Correspondence to Jeffrey L. Anderson, MD, Intermountain Medical Center, Cardiovascular Department, 5121 S Cottonwood St, Murray, UT 84157. E-mail jeffrey.anderson{at}intermountainmail.org
Received August 28, 2007; accepted October 5, 2007.
Background— Pharmacogenetic-guided dosing of warfarin is a promising application of "personalized medicine" but has not been adequately tested in randomized trials.

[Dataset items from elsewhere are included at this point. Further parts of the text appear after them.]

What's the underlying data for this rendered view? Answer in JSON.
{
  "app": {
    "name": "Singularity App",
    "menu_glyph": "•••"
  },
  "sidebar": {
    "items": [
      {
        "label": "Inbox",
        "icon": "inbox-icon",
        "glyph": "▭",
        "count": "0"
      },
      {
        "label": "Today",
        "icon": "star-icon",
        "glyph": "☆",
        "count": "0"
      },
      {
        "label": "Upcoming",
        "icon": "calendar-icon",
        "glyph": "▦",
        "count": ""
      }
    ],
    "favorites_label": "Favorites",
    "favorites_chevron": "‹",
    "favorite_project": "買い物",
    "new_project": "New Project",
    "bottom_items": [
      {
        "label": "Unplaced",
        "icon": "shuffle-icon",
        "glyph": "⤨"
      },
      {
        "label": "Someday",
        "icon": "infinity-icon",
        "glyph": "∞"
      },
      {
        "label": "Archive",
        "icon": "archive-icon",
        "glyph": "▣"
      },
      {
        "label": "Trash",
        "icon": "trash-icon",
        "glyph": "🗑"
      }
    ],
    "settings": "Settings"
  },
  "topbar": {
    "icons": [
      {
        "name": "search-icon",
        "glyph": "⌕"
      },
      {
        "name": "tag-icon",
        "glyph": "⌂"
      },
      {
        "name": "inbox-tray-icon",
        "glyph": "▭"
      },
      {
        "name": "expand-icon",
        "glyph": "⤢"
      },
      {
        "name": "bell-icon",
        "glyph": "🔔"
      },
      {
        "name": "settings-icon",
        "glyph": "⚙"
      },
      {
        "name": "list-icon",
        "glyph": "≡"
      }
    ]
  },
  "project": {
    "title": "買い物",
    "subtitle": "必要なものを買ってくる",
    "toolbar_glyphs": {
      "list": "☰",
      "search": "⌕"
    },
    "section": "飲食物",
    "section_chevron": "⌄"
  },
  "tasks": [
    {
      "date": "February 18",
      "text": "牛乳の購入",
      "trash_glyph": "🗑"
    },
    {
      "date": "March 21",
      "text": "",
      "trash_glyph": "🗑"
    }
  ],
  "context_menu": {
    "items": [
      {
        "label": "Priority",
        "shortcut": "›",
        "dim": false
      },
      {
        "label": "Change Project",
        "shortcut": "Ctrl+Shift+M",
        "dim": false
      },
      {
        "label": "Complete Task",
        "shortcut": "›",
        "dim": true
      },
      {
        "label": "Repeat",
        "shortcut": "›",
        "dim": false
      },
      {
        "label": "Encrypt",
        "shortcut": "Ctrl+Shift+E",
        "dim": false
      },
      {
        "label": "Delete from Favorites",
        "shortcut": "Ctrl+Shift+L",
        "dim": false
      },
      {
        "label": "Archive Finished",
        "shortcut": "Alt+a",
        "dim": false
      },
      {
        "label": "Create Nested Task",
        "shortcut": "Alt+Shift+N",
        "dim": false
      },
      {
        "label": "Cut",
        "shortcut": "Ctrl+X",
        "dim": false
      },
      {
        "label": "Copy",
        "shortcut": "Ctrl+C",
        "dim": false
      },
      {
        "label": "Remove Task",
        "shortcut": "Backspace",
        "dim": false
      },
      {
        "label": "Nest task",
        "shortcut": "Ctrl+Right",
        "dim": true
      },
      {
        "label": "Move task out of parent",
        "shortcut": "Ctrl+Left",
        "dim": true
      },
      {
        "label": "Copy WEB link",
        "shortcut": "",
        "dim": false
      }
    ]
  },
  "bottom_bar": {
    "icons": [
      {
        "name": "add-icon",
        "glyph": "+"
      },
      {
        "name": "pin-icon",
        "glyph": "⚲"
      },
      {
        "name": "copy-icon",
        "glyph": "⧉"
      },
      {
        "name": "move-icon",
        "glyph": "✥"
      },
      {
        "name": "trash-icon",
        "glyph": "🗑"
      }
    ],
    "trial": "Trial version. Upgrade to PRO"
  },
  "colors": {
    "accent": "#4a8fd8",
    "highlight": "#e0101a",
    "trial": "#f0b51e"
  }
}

Methods and Results— Consenting patients (n=206) being initiated on warfarin were randomized to pharmacogenetic-guided or standard dosing. Buccal swab DNA was genotyped for CYP2C9 *2 and CYP2C9 *3 and VKORC1C1173T with a rapid assay. Standard dosing followed an empirical protocol, whereas pharmacogenetic-guided dosing followed a regression equation including the 3 genetic variants and age, sex, and weight. Prothrombin time international normalized ratio (INR) was measured routinely on days 0, 3, 5, 8, 21, 60, and 90. A research pharmacist unblinded to treatment strategy managed dose adjustments. Patients were followed up for up to 3 months. Pharmacogenetic-guided predicted doses more accurately approximated stable doses (P<0.001), resulting in smaller (P=0.002) and fewer (P=0.03) dosing changes and INRs (P=0.06). However, percent out-of-range INRs (pharmacogenetic=30.7%, standard=33.1%), the primary end point, did not differ significantly between arms. Despite this, when restricted to wild-type patients (who required larger doses; P=0.001) and multiple variant carriers (who required smaller doses; P<0.001) in exploratory analyses, results (pharmacogenetic=29%, standard=39%) achieved nominal significance (P=0.03). Multiple variant allele carriers were at increased risk of an INR of
4 (P=0.03).
Conclusions— An algorithm guided by pharmacogenetic and clinical factors improved the accuracy and efficiency of warfarin dose initiation. Despite this, the primary end point of a reduction in out-of-range INRs was not achieved. In subset analyses, pharmacogenetic guidance showed promise for wild-type and multiple variant genotypes.